The microcosms created by Feliciana More are populated by bizarre and eccentric characters. Although the artist's style may appear naive, recalling children's drawings and influenced by Art Brut—particularly Dubuffet's visual language in its use of vivid, saturated colors and the distortion of figures and faces rendered with bold lines—the work offers a profound reflection on the human condition.
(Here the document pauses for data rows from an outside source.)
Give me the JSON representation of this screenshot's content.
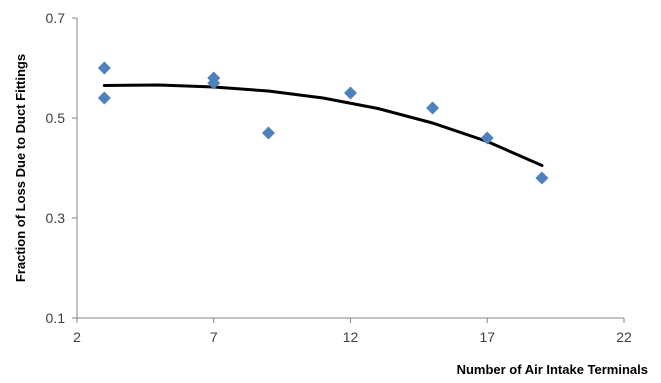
{
  "chart_data": {
    "type": "scatter",
    "title": "",
    "xlabel": "Number of Air Intake Terminals",
    "ylabel": "Fraction of Loss Due to Duct Fittings",
    "xlim": [
      2,
      22
    ],
    "ylim": [
      0.1,
      0.7
    ],
    "xticks": [
      2,
      7,
      12,
      17,
      22
    ],
    "yticks": [
      0.1,
      0.3,
      0.5,
      0.7
    ],
    "ytick_labels": [
      "0.1",
      "0.3",
      "0.5",
      "0.7"
    ],
    "xtick_labels": [
      "2",
      "7",
      "12",
      "17",
      "22"
    ],
    "grid": false,
    "legend": "none",
    "series": [
      {
        "marker": "diamond",
        "color": "#4f81bd",
        "x": [
          3,
          3,
          7,
          7,
          9,
          12,
          15,
          17,
          19
        ],
        "y": [
          0.6,
          0.54,
          0.58,
          0.57,
          0.47,
          0.55,
          0.52,
          0.46,
          0.38
        ]
      }
    ],
    "trendline": {
      "type": "polynomial",
      "color": "#000000",
      "x": [
        3,
        5,
        7,
        9,
        11,
        13,
        15,
        17,
        19
      ],
      "y": [
        0.565,
        0.566,
        0.562,
        0.554,
        0.54,
        0.519,
        0.49,
        0.453,
        0.405
      ]
    }
  }
}
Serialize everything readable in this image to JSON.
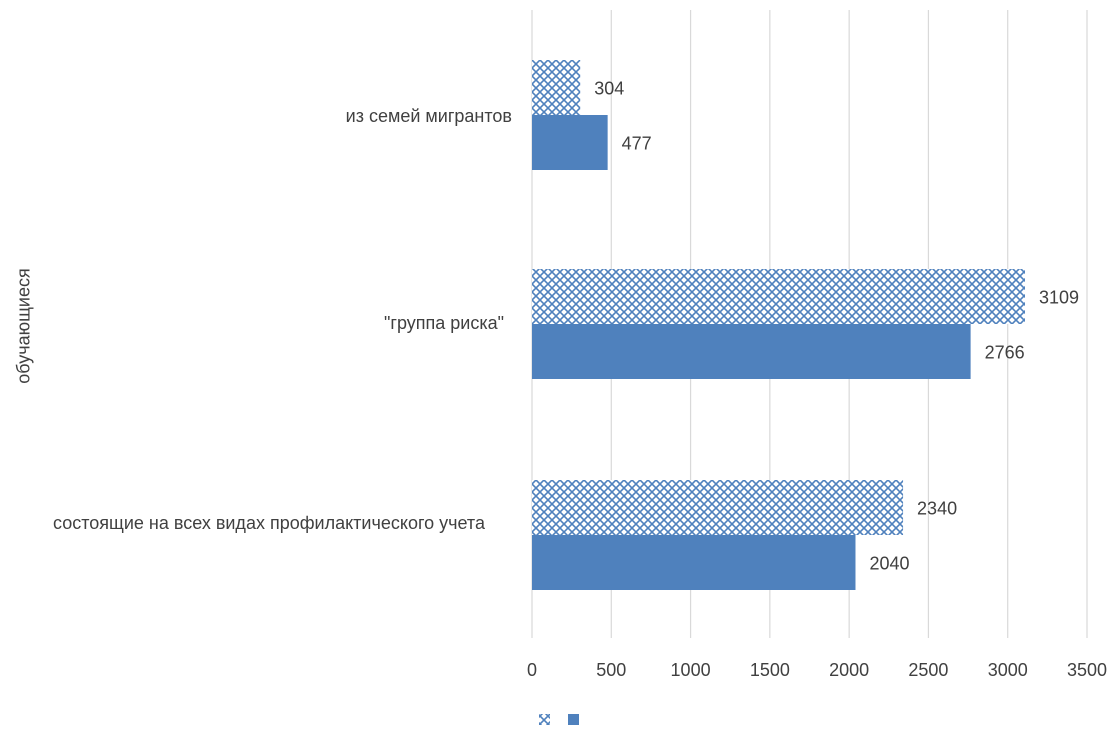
{
  "chart_data": {
    "type": "bar",
    "orientation": "horizontal",
    "categories": [
      "из семей мигрантов",
      "\"группа риска\"",
      "состоящие на всех видах профилактического учета"
    ],
    "series": [
      {
        "values": [
          304,
          3109,
          2340
        ],
        "pattern": "crosshatch",
        "color": "#4F81BD"
      },
      {
        "values": [
          477,
          2766,
          2040
        ],
        "pattern": "solid",
        "color": "#4F81BD"
      }
    ],
    "ylabel": "обучающиеся",
    "xlim": [
      0,
      3500
    ],
    "xticks": [
      0,
      500,
      1000,
      1500,
      2000,
      2500,
      3000,
      3500
    ],
    "grid": "vertical",
    "legend": "bottom",
    "colors": {
      "bar": "#4F81BD",
      "grid": "#d9d9d9",
      "text": "#404040"
    }
  }
}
A clear example of this is the painting Big Brother, where humans and animals coexist in a dystopian reality. All the subjects, depicted in everyday activities, are watched by a large eye, a surveillance camera that monitors and analyzes every movement, eliminating any possibility of privacy or personal freedom: an evocation of Orwell's famous warning about constant surveillance in 1984. While the artist seems to suggest that life should be read as a great game, in which each of us wears a mask and plays a role (Playing Together), at the same time she does not forget that our society is marked by issues that genuinely affect how people live. Among these we can highlight social and economic inequality (The King and the Queen) and the difficult relationship with the urban spaces we inhabit. Feliciana's American origins are reflected in her output and in her choice of subjects, details, and visual languages, which also draw inspiration from the work of Jean-Michel Basquiat. Just as Basquiat incorporated certain words he considered meaningful into his paintings as part of the work itself, Feliciana creates a kind of metanarrative in her pieces: the surfaces of her figures are characterized by decorative polka-dot or hatching patterns, or are filled with stylized figurative motifs, graffiti, and drawings that invite us to reflect on the work itself.
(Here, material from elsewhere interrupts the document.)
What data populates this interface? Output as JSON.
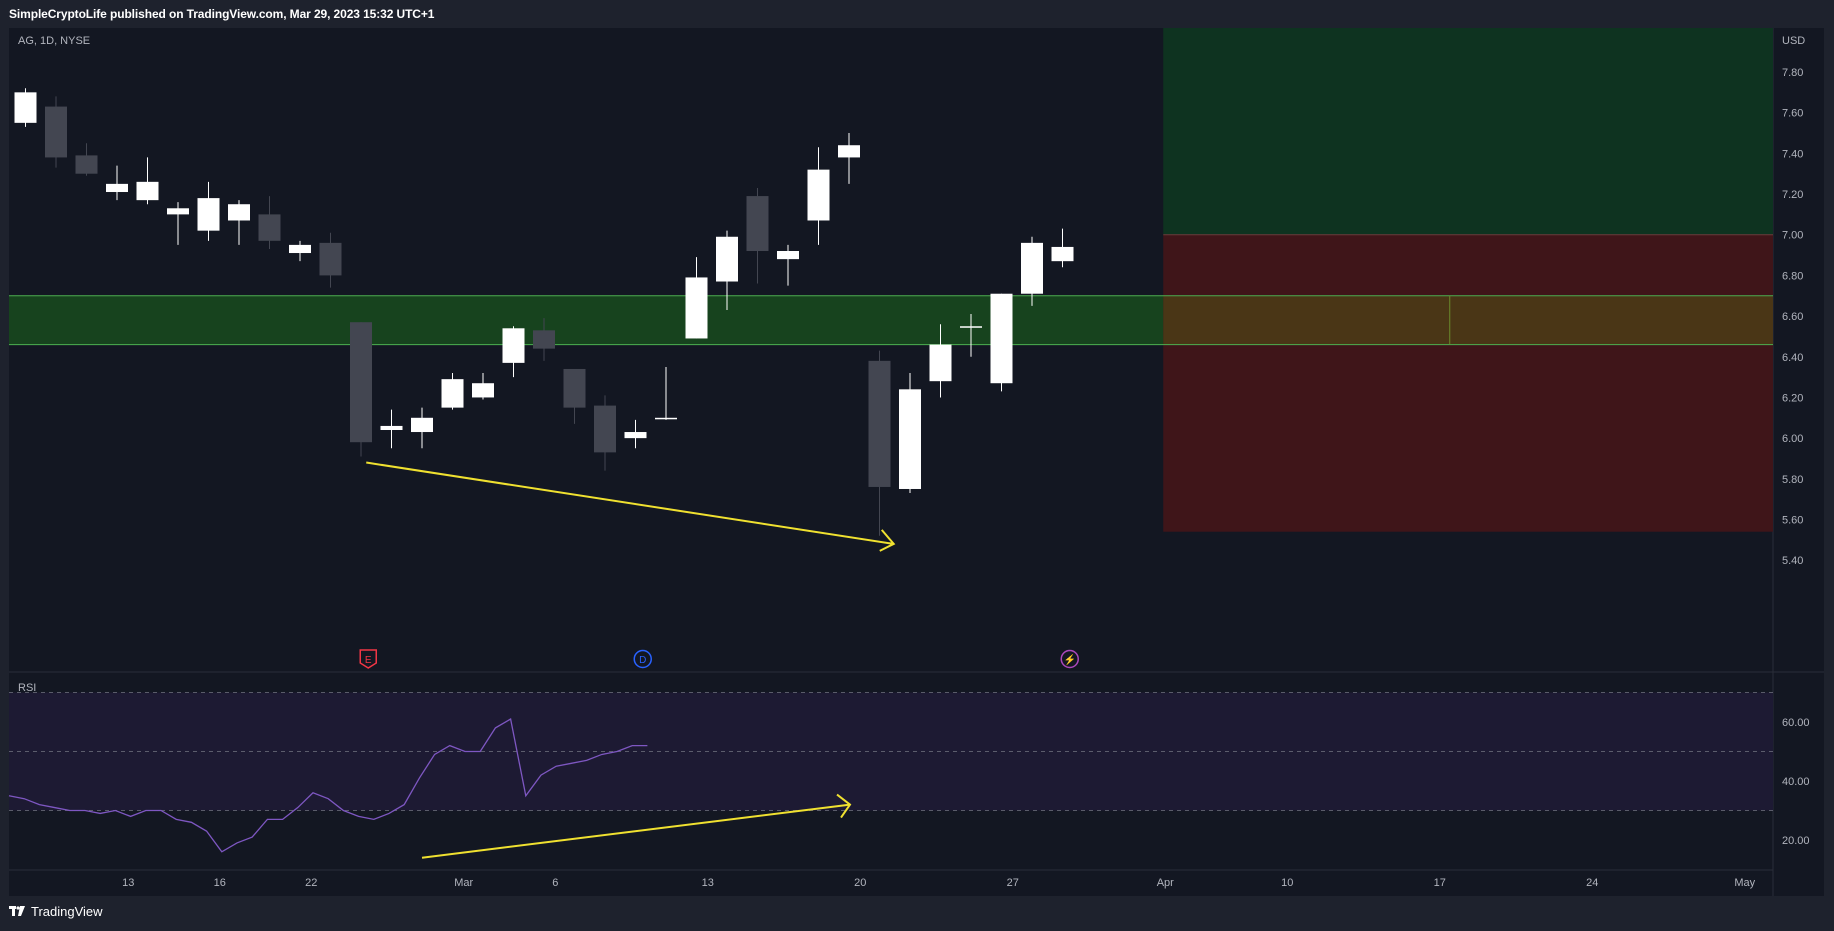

Echoes of an American passion are also visible in Viola Gesmundo's output. In one of the paintings on display (Biggie Small), it is in fact possible to admire a portrait of Notorious B.I.G., the well-known American hip hop artist. This musical genre was a youthful passion of the artist's, one that drew her toward the world of street art and murals. The choice of subject reveals Viola's attention and sensitivity toward the world of outcasts and the marginalized, themes also explored in Notorious B.I.G.'s own lyrics, which speak of dedication to those who doubted him, to the people who once called the police on him while he was getting by on the street, and to the drive to provide for his family.
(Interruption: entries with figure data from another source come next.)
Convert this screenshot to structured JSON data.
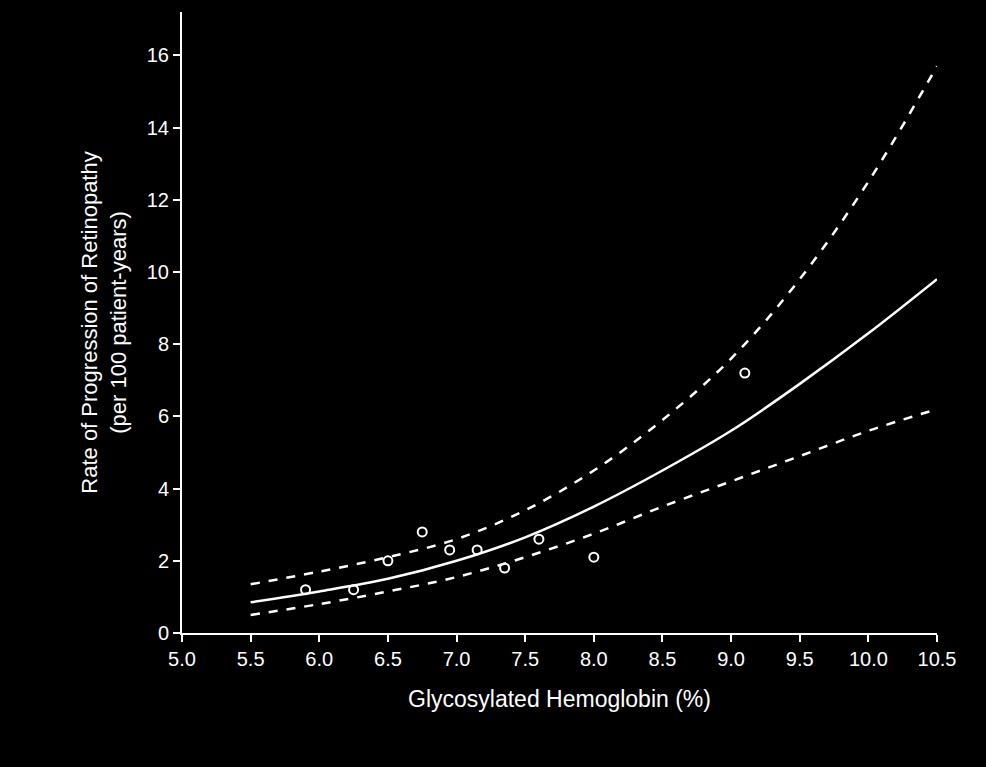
{
  "chart_data": {
    "type": "line",
    "x_label": "Glycosylated Hemoglobin (%)",
    "y_label": [
      "Rate of Progression of Retinopathy",
      "(per 100 patient-years)"
    ],
    "xlim": [
      5.0,
      10.5
    ],
    "xticks": [
      {
        "value": 5.0,
        "label": "5.0"
      },
      {
        "value": 5.5,
        "label": "5.5"
      },
      {
        "value": 6.0,
        "label": "6.0"
      },
      {
        "value": 6.5,
        "label": "6.5"
      },
      {
        "value": 7.0,
        "label": "7.0"
      },
      {
        "value": 7.5,
        "label": "7.5"
      },
      {
        "value": 8.0,
        "label": "8.0"
      },
      {
        "value": 8.5,
        "label": "8.5"
      },
      {
        "value": 9.0,
        "label": "9.0"
      },
      {
        "value": 9.5,
        "label": "9.5"
      },
      {
        "value": 10.0,
        "label": "10.0"
      },
      {
        "value": 10.5,
        "label": "10.5"
      }
    ],
    "ylim": [
      0,
      17.2
    ],
    "yticks": [
      0,
      2,
      4,
      6,
      8,
      10,
      12,
      14,
      16
    ],
    "grid": false,
    "color": "#ffffff",
    "series": [
      {
        "type": "line",
        "line_style": "solid",
        "color": "#ffffff",
        "x": [
          5.5,
          6.0,
          6.5,
          7.0,
          7.5,
          8.0,
          8.5,
          9.0,
          9.5,
          10.0,
          10.5
        ],
        "values": [
          0.85,
          1.15,
          1.5,
          2.0,
          2.65,
          3.5,
          4.5,
          5.6,
          6.9,
          8.3,
          9.8
        ]
      },
      {
        "type": "line",
        "line_style": "dash",
        "color": "#ffffff",
        "x": [
          5.5,
          6.0,
          6.5,
          7.0,
          7.5,
          8.0,
          8.5,
          9.0,
          9.5,
          10.0,
          10.5
        ],
        "values": [
          1.35,
          1.7,
          2.1,
          2.6,
          3.4,
          4.5,
          5.9,
          7.6,
          9.8,
          12.5,
          15.7
        ]
      },
      {
        "type": "line",
        "line_style": "dash",
        "color": "#ffffff",
        "x": [
          5.5,
          6.0,
          6.5,
          7.0,
          7.5,
          8.0,
          8.5,
          9.0,
          9.5,
          10.0,
          10.5
        ],
        "values": [
          0.5,
          0.8,
          1.15,
          1.55,
          2.1,
          2.75,
          3.5,
          4.2,
          4.9,
          5.6,
          6.2
        ]
      },
      {
        "type": "scatter",
        "marker": "circle-open",
        "color": "#ffffff",
        "x": [
          5.9,
          6.25,
          6.5,
          6.75,
          6.95,
          7.15,
          7.35,
          7.6,
          8.0,
          9.1
        ],
        "values": [
          1.2,
          1.2,
          2.0,
          2.8,
          2.3,
          2.3,
          1.8,
          2.6,
          2.1,
          7.2
        ]
      }
    ]
  }
}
In the works Anywhere and Nudo, Viola explores her relationship with her own body. In particular, in Anywhere, the skin of the woman portrayed becomes a canvas on which to paint—a metaphor for the artist who uses any surface available to express her creative drive, but also a metaphor for life itself, conceived as a work of art of which we are the sole creators. Throughout her work, Viola places at the center the theme of gender equality and the fight against patriarchy and stereotypes, echoing Dubuffet's rejection of the idea that beauty and ugliness are fixed categories assigned to objects and people, which he denounced as an unhealthy convention. Breaking away from the Western figurative tradition, in which the female body must conform to rigid aesthetic canons, Viola promotes a philosophy of self-acceptance and of a free, unconventional eroticism: in Spaghetti Caldi, for example, she focuses on the fascination with sitophilia, a form of sexual fetishism in which food and the body interact to generate arousal.

Following their distinct sensibilities, Feliciana More and Viola Gesmundo both champion a fundamental idea: that art has the responsibility to convey specific messages and the capacity to embody thought. In a complex world, burdened by cultural and social legacies in which the logic of single-mindedness dominates, it is possible to cultivate an alternative sensibility and way of life. This brings us closer to the true essence of being unique and different individuals, making us proud of who we are.